Name dropping

I have a few signals I look for when evaluating tech entrepreneurs. One of them is how often they mention their relationships with high profile people. Sometimes these relationships exist, and sometimes they’re fabricated or greatly exaggerated. Whatever the case, I’ve discovered that frequent name dropping is a negative sign when evaluating tech entrepreneurs.

The reason is that tech companies succeed because of their product and distribution strategies. While relationships with high profile people may help you land a great deal in other sectors, they’re unlikely to get you any closer to building a great product or executing on a great distribution strategy in the tech sector. A tech company’s success depends on how engaged their users or customers are, and that’s a function of the company’s product and distribution. Users don’t use your product because of who you know.
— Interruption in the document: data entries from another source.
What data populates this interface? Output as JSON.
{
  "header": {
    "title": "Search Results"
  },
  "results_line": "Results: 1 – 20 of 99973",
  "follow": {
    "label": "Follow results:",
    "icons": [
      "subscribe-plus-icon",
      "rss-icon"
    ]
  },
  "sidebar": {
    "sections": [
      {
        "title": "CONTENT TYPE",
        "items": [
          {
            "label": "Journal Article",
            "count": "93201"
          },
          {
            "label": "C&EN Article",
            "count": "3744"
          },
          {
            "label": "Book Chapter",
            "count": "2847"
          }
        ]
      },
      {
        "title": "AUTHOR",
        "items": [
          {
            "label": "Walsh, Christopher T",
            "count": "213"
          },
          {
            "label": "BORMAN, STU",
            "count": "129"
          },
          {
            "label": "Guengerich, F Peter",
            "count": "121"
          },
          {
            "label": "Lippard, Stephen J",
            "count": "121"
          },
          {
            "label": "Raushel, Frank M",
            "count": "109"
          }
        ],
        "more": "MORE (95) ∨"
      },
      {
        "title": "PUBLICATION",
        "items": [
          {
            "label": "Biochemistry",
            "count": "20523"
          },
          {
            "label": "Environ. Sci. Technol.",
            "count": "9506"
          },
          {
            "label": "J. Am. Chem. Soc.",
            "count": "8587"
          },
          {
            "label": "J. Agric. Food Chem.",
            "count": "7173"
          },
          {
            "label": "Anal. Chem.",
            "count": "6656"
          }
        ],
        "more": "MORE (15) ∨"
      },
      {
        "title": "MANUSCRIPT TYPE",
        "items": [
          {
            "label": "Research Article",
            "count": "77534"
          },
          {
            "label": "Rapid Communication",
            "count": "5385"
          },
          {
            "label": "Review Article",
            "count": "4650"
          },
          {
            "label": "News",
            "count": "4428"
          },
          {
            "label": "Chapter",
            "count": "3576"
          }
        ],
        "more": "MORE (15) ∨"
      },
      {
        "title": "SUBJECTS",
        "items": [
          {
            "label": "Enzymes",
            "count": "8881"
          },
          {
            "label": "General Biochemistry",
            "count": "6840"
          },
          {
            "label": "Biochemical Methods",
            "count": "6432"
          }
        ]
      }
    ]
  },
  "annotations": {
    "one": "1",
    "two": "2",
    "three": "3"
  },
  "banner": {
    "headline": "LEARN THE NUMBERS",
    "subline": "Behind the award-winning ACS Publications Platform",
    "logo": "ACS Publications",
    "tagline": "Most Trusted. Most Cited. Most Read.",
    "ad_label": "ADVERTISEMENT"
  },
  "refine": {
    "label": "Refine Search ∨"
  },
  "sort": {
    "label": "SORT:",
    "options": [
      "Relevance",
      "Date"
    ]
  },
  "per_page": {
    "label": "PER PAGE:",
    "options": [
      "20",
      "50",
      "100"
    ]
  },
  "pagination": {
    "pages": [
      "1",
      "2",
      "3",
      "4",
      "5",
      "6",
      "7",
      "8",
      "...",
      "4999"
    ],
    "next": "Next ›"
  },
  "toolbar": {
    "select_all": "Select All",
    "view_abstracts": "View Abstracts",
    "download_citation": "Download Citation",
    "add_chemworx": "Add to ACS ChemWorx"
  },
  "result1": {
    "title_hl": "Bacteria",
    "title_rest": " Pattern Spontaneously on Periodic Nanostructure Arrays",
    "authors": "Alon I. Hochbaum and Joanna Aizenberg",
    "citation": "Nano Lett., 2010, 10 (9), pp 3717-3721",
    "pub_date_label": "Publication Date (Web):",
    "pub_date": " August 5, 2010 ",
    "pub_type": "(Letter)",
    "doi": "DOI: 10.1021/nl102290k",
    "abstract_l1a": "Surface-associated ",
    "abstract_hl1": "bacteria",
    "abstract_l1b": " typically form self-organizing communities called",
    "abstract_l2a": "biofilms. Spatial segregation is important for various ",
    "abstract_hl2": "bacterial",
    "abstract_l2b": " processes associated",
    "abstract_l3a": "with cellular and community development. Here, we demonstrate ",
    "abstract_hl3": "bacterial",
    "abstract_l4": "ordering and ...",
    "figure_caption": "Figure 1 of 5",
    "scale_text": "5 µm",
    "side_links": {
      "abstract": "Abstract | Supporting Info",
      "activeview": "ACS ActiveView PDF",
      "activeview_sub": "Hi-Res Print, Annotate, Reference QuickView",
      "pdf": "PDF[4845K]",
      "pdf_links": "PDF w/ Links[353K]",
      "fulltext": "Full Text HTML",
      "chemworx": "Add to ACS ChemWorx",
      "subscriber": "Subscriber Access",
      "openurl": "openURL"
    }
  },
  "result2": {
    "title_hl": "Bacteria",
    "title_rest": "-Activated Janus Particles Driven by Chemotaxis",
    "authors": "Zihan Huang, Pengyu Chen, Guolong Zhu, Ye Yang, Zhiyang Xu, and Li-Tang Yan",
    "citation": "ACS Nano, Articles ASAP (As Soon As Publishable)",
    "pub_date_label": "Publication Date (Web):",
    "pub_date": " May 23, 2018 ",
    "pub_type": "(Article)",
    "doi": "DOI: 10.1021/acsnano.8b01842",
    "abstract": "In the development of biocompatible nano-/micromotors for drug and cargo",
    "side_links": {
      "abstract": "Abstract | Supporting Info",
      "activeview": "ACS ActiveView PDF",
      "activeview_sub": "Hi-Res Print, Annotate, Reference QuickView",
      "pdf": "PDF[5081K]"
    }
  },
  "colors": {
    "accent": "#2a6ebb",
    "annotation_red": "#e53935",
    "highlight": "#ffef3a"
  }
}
This doesn’t mean that great tech entrepreneurs don’t recognize the value of relationships. They do. They often either have an existing supportive network or develop one during the course of their startup. However, they know that their company will win or lose because of its product and distribution strategy, and are naturally excited to innovate in these areas. This is reflected in what they prefer to talk about in conversations.

Counterintuitively, this very focus on product and distribution makes them more interesting to the people they speak with. This enthusiasm for what they’re doing is much more contagious than another entrepreneur’s¬†enthusiasm for who they know. By focusing and talking about what they’re doing, they become more likely to build a supportive network than a persistent name dropper.